Esse movimento acompanha uma tendência global de modernização, que utiliza tecnologia para reduzir fraudes e tornar os sistemas mais eficientes.
Nesse contexto, o Governo Federal e o INSS implementam uma mudança significativa: a partir de maio de 2026, a biometria passa a ser obrigatória para a concessão de diversos benefícios sociais e previdenciários, impactando diretamente novos solicitantes em todo o país.
O que muda na prática para novos beneficiários
A nova regra entra em vigor no dia 1º de maio de 2026 e altera diretamente o processo de solicitação de benefícios. A partir dessa data, o cidadão precisa ter biometria registrada para dar entrada em pedidos como auxílio-doença, pensão por morte, salário-maternidade e Bolsa Família.
Além disso, o governo integra diferentes bases de dados. Ou seja, se a pessoa já possui biometria cadastrada no título de eleitor, na CNH ou na nova Carteira de Identidade Nacional (CIN), o sistema reconhece automaticamente essas informações. Dessa forma, o processo se torna mais rápido e sem burocracia adicional.
Por outro lado, quem ainda não possui nenhum registro biométrico precisa agir. Nesse caso, será obrigatório emitir a CIN para conseguir concluir o pedido do benefício. Portanto, antecipar essa regularização evita atrasos e possíveis negativas.
Quem já recebe benefício precisa se preocupar?
Para quem já recebe benefícios, a mudança acontece de forma mais gradual. Inicialmente, não haverá bloqueio automático em maio, o que traz um certo alívio para aposentados, pensionistas e beneficiários do Bolsa Família.
No entanto, isso não significa que a exigência pode ser ignorada. A biometria será solicitada no momento de revisões, atualizações cadastrais ou renovações.

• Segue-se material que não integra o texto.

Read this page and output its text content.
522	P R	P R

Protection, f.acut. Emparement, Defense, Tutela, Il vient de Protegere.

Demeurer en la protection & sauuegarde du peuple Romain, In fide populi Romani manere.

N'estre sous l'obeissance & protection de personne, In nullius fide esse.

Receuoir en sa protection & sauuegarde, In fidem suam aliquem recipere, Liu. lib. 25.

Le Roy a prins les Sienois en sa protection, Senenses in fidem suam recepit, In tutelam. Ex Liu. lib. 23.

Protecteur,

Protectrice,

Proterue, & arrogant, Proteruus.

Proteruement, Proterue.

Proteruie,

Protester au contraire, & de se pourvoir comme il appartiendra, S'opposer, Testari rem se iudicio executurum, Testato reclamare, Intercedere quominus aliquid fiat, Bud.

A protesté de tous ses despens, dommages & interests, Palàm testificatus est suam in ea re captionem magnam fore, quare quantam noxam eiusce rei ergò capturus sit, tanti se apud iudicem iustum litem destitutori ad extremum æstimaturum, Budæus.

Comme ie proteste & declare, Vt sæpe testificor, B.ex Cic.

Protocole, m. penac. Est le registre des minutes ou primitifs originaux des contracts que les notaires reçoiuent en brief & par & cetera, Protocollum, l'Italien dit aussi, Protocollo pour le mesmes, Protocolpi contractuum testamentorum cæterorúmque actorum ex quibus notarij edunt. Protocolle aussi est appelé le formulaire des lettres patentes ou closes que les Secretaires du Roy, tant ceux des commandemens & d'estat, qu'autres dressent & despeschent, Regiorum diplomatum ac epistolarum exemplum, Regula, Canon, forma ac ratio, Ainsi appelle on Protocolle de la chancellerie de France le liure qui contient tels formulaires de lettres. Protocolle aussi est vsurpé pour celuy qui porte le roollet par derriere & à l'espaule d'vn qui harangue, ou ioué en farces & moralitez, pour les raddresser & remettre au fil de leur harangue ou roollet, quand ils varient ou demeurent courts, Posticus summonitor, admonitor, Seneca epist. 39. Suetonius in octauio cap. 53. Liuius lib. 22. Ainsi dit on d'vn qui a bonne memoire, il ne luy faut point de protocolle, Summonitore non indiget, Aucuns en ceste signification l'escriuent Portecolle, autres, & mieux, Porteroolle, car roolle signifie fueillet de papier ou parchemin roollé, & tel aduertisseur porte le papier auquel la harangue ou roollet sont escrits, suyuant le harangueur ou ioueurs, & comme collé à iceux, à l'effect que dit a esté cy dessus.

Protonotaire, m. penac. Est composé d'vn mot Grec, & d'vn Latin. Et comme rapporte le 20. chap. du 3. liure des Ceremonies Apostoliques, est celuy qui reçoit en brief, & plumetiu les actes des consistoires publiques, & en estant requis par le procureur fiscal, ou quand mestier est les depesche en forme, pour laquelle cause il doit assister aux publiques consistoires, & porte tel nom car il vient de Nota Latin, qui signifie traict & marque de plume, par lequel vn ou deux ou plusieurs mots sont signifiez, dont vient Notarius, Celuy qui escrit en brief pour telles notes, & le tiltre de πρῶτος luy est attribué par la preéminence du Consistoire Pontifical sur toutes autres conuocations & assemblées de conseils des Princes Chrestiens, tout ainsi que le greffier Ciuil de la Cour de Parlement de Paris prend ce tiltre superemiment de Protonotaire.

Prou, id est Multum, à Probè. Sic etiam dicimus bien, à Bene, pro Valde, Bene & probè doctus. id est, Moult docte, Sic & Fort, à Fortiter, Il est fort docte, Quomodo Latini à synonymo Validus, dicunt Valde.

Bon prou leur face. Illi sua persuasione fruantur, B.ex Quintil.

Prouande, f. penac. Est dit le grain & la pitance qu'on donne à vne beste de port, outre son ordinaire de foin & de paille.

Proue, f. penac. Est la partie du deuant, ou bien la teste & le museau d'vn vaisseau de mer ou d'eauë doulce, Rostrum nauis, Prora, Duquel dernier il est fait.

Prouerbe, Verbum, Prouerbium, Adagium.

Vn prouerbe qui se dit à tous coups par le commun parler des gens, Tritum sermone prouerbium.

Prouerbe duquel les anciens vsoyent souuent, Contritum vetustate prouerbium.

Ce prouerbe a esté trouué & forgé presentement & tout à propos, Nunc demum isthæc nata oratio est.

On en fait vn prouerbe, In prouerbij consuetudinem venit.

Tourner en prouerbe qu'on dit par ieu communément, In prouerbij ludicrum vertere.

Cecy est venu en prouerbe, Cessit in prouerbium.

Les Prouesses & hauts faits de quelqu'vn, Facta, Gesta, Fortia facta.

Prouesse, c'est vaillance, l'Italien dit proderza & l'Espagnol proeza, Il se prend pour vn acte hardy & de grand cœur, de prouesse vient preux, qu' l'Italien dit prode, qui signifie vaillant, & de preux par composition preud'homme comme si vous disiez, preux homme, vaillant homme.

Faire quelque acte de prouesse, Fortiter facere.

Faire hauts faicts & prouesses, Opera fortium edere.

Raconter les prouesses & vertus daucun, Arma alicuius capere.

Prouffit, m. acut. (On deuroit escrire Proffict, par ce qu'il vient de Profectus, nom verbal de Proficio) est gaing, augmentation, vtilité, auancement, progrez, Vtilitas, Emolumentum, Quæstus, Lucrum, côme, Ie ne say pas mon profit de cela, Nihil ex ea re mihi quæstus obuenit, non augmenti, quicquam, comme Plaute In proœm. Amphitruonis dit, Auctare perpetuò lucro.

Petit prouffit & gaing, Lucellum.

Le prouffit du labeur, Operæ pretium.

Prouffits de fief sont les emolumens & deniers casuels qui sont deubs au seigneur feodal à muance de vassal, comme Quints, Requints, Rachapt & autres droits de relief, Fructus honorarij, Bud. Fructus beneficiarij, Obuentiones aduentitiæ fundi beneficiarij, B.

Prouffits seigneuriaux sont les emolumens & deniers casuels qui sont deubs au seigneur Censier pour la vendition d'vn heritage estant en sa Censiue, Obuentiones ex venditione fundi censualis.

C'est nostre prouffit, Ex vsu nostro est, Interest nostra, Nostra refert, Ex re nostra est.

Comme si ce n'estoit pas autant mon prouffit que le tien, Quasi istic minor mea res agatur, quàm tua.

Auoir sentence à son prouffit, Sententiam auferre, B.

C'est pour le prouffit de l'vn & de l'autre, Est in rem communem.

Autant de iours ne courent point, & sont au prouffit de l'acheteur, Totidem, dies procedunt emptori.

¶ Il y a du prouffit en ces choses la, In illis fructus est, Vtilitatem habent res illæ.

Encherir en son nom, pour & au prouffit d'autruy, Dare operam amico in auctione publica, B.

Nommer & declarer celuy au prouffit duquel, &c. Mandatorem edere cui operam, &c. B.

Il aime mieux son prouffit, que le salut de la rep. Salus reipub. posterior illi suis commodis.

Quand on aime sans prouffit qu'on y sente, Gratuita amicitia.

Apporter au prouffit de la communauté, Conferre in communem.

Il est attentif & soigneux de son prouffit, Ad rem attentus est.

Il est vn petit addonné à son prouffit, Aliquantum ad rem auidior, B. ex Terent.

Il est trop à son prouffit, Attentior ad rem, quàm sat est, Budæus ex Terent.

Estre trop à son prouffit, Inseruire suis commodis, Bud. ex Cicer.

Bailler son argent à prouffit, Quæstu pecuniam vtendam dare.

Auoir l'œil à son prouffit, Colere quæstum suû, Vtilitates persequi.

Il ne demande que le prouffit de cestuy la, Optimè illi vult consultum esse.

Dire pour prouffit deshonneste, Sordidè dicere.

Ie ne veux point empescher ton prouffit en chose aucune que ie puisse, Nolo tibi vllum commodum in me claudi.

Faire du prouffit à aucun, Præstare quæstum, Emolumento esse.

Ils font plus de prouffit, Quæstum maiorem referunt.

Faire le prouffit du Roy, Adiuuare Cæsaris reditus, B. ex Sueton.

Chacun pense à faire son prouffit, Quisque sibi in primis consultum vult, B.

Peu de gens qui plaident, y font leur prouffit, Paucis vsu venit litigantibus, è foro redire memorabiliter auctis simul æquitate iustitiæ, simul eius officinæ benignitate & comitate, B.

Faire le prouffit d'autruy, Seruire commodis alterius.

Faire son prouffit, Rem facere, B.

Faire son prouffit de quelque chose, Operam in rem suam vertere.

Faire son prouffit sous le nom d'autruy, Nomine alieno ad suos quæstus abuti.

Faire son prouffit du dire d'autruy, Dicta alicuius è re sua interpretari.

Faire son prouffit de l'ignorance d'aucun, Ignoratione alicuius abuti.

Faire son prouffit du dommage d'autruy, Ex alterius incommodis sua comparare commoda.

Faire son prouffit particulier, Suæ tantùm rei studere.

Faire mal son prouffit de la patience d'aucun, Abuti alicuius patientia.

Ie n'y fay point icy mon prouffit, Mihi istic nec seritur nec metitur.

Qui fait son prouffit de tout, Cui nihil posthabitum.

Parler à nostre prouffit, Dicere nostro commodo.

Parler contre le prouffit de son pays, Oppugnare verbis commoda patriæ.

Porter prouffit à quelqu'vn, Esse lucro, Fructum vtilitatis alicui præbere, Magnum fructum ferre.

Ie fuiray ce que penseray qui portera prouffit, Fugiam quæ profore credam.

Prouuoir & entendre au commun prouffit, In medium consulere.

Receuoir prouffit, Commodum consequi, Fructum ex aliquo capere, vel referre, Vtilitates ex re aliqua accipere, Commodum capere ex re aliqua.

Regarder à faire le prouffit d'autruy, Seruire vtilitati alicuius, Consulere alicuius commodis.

Além disso, o INSS e o Ministério do Desenvolvimento Social vão notificar cada segurado antes de qualquer suspensão.
Com isso, o governo evita impactos imediatos, mas reforça que todos deverão se adequar ao novo modelo ao longo do tempo.

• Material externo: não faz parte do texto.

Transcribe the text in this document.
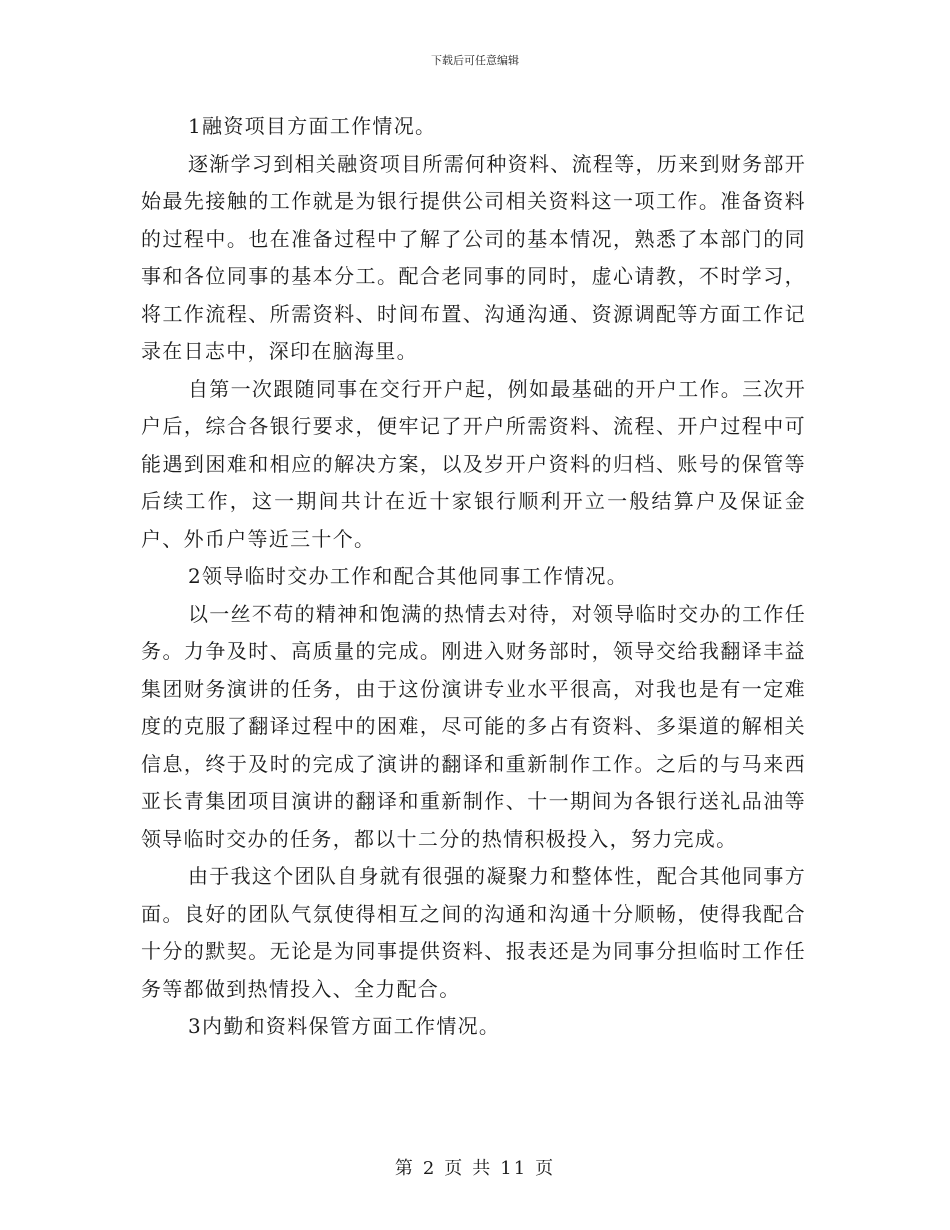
下载后可任意编辑

1融资项目方面工作情况。

逐渐学习到相关融资项目所需何种资料、流程等，历来到财务部开始最先接触的工作就是为银行提供公司相关资料这一项工作。准备资料的过程中。也在准备过程中了解了公司的基本情况，熟悉了本部门的同事和各位同事的基本分工。配合老同事的同时，虚心请教，不时学习，将工作流程、所需资料、时间布置、沟通沟通、资源调配等方面工作记录在日志中，深印在脑海里。

自第一次跟随同事在交行开户起，例如最基础的开户工作。三次开户后，综合各银行要求，便牢记了开户所需资料、流程、开户过程中可能遇到困难和相应的解决方案，以及岁开户资料的归档、账号的保管等后续工作，这一期间共计在近十家银行顺利开立一般结算户及保证金户、外币户等近三十个。

2领导临时交办工作和配合其他同事工作情况。

以一丝不苟的精神和饱满的热情去对待，对领导临时交办的工作任务。力争及时、高质量的完成。刚进入财务部时，领导交给我翻译丰益集团财务演讲的任务，由于这份演讲专业水平很高，对我也是有一定难度的克服了翻译过程中的困难，尽可能的多占有资料、多渠道的解相关信息，终于及时的完成了演讲的翻译和重新制作工作。之后的与马来西亚长青集团项目演讲的翻译和重新制作、十一期间为各银行送礼品油等领导临时交办的任务，都以十二分的热情积极投入，努力完成。

由于我这个团队自身就有很强的凝聚力和整体性，配合其他同事方面。良好的团队气氛使得相互之间的沟通和沟通十分顺畅，使得我配合十分的默契。无论是为同事提供资料、报表还是为同事分担临时工作任务等都做到热情投入、全力配合。

3内勤和资料保管方面工作情况。

第 2 页 共 11 页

Cronograma oficial da obrigatoriedade
O processo segue um calendário progressivo, o que permite adaptação gradual:
Desde novembro de 2025: início da exigência para novos pedidos, aceitando biometria de diferentes documentos;
- 1º de maio de 2026: fim do prazo de tolerância para quem não possui biometria;
- 1º de janeiro de 2027: exigência passa a valer também para renovações de benefícios existentes;
- 1º de janeiro de 2028: a CIN se torna o único documento válido para identificação.
Esse cronograma deixa claro que a mudança é definitiva e tende a padronizar o sistema em todo o país.
Exceções e grupos com regras diferenciadas
Apesar da obrigatoriedade, o governo reconhece que nem todos conseguem cumprir essa exigência com facilidade. Por isso, alguns grupos possuem tratamento especial.
Entre eles estão pessoas com mais de 80 anos, indivíduos com dificuldade de locomoção comprovada por laudo médico e moradores de regiões remotas, como comunidades ribeirinhas. Além disso, refugiados e apátridas também entram nas exceções.
Nesses casos, o atendimento pode ocorrer de forma adaptada, garantindo o acesso ao benefício sem comprometer a dignidade do cidadão.
O que fazer agora para não ter problemas
Diante das mudanças, a recomendação é clara: quem pretende solicitar algum benefício deve se antecipar. Procurar um posto de identificação e emitir a Carteira de Identidade Nacional pode evitar atrasos no processo.
Além disso, manter o cadastro atualizado no Cad Único e acompanhar notificações oficiais se torna ainda mais importante. Dessa forma, o cidadão garante acesso contínuo aos seus direitos sem interrupções inesperadas.